Security issues made the news again this last month with the case of a company a few months ago who grants secure certificates having gotten hacked. This led to the hackers being able to impersonate very effectively those companies whose secure certificates they stole.
Initially the company only divulged a few had been compromised. Now we find out it was over 500 hundred, including dozens of high-profile companies such as Google, Microsoft and Yahoo.
This breach occurred in June; they didn’t discover it until July and the company (Diginotar) failed to disclose the breach until August.
How did this happen to a security company? They had weak passwords, no antivirus protection and were generally lame. While they’re now out of business and the secure certificates the hackers created are now revoked, the damage is already done.
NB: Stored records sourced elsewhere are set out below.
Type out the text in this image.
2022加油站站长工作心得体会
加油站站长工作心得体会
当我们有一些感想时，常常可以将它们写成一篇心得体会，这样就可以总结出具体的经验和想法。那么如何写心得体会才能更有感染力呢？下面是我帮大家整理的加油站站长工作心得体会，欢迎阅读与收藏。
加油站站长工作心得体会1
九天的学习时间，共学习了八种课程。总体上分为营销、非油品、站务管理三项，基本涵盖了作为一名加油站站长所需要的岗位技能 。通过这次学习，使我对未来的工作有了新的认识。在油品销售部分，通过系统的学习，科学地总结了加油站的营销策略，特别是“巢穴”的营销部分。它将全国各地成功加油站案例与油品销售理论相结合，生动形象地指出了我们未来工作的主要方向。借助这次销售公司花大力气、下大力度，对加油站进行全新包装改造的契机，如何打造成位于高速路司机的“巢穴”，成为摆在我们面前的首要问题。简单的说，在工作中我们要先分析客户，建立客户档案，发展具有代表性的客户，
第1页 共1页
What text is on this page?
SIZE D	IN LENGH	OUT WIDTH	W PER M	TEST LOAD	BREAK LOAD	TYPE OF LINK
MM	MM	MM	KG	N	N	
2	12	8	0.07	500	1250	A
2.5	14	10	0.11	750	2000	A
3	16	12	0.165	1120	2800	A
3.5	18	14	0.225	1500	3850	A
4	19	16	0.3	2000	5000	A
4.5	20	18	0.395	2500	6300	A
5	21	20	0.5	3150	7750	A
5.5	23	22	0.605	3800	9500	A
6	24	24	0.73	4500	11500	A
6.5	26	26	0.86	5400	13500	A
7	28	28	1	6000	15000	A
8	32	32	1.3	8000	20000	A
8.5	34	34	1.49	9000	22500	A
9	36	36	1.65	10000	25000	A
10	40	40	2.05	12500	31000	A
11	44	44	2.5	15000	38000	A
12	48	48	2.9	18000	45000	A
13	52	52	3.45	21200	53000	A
The reason this approach is even possible is due to the origins of the Internet—where originally the population of users was so small that everyone knew everyone else using it. Literally. As a result, those developing the initial protocols didn’t need security built in and at most it was an afterthought. This includes the DNS protocol which is what your computer uses to find out where websites/email/etc. are located. Adding security to the DNS protocol would stop many of these types of exploits. Secure versions of DNS are available. But until it is mandated, it won’t happen.
Our provider needs to switch us over to a new block of IP addresses. Currently we use 184.108.40.206-220.127.116.11; our new block will be 18.104.22.168-22.214.171.124. We are waiting on them to complete a configuration task. The only clients that need to pay attention to this are those who run their own DNS servers for their domains. For those who use us, the change will be transparent.
On a personal note, this last weekend saw the culmination of a 7 year goal of mine. When we moved to Arizona and built a home in 2004, several of the things in the house were intentionally left unfinished. Including cabinets for my woodworking shop. For various reasons these never were started. This last weekend I spent assembling and installing cabinets I got from www.cabparts.com. They have a computerized cutting system that creates extremely precise cabinet parts at a very reasonable cost. It was a pleasure assembling their cabinets. Everything just fit and was square the first time. Could I have made the cabinets? Certainly. Not to the precision they hold. And certainly not for the cost, especially factoring in my time. They also do kitchen and closet cabinets. Outstanding company.
We will be closed on Thanksgiving and the Friday following it but will respond to voicemail.